Radieux ! C’est un métier qui est là depuis 400 ans et qui a évolué tout en gardant son essence, sa technicité, sa beauté. Il y a toujours de plus en plus de personnes amoureuses et inspirées par l’horlogerie mécanique. Ce domaine a surmonté beaucoup de crises, dont celle de 1980. Lorsque Apple et ses montres connectées sont arrivés sur le marché, tout le monde a prédit la mort de l’horlogerie traditionnelle. Contre toute attente, ça l’a renforcé.

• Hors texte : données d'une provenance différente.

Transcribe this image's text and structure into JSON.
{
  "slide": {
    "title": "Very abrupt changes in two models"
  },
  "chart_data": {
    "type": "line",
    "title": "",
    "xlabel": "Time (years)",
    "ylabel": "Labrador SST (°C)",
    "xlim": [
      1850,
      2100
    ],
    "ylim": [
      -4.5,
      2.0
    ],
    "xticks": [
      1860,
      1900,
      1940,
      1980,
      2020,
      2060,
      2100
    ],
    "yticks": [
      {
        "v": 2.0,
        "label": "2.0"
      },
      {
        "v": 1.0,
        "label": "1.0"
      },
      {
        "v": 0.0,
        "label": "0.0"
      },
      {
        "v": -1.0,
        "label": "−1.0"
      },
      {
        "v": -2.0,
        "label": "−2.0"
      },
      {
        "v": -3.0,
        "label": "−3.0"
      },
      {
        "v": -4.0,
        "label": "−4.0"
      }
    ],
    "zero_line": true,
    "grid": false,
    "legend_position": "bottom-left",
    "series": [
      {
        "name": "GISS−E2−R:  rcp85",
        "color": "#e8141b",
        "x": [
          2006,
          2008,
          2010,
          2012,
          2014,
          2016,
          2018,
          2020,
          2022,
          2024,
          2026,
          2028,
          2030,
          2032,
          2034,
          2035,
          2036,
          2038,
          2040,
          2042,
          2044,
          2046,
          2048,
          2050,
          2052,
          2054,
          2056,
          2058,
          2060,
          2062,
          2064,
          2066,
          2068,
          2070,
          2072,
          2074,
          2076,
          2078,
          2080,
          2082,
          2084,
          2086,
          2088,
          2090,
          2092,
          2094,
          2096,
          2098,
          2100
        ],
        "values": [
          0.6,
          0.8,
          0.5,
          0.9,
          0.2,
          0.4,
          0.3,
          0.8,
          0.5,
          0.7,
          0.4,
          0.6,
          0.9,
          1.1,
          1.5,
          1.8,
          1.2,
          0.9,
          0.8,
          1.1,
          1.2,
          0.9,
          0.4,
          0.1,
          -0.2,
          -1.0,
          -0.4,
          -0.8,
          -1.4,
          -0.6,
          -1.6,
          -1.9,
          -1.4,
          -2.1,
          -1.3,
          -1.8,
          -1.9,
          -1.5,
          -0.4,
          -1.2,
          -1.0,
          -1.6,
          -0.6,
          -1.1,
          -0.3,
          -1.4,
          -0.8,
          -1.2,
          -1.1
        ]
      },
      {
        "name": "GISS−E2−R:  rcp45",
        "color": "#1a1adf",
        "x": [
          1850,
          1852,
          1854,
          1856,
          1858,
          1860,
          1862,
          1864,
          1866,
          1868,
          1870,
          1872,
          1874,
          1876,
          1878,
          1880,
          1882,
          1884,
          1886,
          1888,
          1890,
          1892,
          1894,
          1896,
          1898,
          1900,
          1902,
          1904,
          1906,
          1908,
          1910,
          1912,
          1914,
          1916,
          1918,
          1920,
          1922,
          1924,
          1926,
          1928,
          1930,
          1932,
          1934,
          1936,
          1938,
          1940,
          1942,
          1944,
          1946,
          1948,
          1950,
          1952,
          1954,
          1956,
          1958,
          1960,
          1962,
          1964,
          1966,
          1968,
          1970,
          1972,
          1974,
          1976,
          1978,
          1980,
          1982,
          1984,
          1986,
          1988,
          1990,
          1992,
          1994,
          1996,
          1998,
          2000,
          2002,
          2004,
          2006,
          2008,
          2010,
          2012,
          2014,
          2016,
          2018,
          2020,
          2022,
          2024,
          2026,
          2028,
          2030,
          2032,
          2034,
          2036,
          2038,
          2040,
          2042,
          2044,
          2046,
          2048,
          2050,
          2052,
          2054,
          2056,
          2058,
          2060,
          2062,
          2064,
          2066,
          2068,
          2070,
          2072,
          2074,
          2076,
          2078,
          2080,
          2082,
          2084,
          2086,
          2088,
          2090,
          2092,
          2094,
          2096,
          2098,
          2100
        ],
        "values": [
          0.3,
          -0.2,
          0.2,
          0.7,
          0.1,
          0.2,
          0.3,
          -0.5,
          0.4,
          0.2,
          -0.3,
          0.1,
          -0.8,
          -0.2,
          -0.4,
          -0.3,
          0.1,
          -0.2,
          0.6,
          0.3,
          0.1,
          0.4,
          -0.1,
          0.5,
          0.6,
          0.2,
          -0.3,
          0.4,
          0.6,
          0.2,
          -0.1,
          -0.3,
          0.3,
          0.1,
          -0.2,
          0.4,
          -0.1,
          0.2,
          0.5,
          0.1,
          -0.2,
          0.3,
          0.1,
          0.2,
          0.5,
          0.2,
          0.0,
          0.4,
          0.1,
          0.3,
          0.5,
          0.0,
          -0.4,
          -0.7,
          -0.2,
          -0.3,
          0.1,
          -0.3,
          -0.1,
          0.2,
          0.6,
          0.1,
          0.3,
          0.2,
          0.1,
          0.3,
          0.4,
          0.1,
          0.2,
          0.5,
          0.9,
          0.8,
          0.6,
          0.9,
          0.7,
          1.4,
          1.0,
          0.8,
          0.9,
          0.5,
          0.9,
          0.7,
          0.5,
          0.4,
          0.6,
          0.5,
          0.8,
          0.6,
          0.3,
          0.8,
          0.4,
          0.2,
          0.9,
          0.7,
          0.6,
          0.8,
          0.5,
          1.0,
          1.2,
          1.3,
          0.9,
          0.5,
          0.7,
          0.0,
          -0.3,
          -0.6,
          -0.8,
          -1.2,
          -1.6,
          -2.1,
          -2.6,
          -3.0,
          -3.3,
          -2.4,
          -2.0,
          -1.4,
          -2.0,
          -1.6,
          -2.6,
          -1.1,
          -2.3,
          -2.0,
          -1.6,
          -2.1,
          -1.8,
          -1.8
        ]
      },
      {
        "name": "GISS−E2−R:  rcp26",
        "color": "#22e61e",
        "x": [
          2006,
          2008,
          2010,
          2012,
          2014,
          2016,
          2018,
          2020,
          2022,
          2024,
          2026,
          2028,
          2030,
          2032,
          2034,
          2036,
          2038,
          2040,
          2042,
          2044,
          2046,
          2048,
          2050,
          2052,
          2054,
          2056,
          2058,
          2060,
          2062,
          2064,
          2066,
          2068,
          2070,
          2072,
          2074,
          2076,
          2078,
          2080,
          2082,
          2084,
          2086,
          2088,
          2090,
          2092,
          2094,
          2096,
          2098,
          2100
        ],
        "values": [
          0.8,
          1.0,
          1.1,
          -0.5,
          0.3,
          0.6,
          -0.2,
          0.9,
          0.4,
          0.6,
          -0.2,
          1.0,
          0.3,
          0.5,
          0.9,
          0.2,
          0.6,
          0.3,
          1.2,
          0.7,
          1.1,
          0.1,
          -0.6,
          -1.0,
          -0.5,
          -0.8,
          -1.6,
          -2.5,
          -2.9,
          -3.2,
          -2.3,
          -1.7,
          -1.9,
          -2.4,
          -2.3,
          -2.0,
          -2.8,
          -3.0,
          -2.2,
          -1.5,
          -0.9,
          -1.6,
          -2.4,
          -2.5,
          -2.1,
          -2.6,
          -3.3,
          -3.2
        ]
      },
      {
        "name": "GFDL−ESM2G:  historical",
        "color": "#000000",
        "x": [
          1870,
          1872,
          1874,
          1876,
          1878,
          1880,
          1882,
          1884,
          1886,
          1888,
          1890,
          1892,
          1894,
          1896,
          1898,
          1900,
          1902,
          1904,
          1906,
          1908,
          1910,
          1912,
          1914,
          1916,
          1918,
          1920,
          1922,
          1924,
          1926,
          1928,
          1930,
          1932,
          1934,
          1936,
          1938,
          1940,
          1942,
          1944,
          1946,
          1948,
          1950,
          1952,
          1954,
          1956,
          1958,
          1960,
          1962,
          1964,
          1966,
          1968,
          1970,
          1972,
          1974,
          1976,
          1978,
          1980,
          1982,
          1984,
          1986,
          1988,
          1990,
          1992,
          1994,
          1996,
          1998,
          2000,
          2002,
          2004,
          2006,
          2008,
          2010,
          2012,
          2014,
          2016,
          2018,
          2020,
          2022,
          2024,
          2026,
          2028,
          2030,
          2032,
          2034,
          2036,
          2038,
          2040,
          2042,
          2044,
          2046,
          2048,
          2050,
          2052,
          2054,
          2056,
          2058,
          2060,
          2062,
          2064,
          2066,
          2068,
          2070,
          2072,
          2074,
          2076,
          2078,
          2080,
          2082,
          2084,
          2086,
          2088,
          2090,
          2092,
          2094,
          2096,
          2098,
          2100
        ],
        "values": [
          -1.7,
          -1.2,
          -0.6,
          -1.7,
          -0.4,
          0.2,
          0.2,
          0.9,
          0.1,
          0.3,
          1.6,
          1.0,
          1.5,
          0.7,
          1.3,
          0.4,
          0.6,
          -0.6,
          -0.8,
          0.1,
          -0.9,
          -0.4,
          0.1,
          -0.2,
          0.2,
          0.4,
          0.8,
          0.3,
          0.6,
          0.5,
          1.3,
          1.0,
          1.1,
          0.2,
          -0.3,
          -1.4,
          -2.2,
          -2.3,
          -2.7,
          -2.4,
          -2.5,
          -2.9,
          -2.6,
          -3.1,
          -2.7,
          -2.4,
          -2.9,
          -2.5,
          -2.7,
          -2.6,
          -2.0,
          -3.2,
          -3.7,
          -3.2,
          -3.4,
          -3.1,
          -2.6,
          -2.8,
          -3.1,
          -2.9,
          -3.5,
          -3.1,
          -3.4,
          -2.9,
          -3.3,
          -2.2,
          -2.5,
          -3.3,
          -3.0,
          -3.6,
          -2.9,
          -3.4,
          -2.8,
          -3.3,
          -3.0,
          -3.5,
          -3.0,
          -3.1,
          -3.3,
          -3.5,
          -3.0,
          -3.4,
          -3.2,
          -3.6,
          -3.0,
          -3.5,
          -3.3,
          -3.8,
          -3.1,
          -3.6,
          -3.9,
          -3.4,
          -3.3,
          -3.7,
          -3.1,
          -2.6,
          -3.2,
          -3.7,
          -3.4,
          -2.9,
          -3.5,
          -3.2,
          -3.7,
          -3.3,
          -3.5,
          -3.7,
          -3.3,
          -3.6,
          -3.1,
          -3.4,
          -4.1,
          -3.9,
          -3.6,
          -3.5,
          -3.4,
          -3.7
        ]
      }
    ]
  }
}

Apple a étendu le marché, car ils ont mis des montres aux poignets de gens qui n’en avaient pas. Ajoutez à cela l’envie de se déconnecter, alors les personnes reviennent à des montres plus classiques. C’est finalement très positif, même si tout le monde ne le dira pas.
Un conseil pour bien choisir une montre ?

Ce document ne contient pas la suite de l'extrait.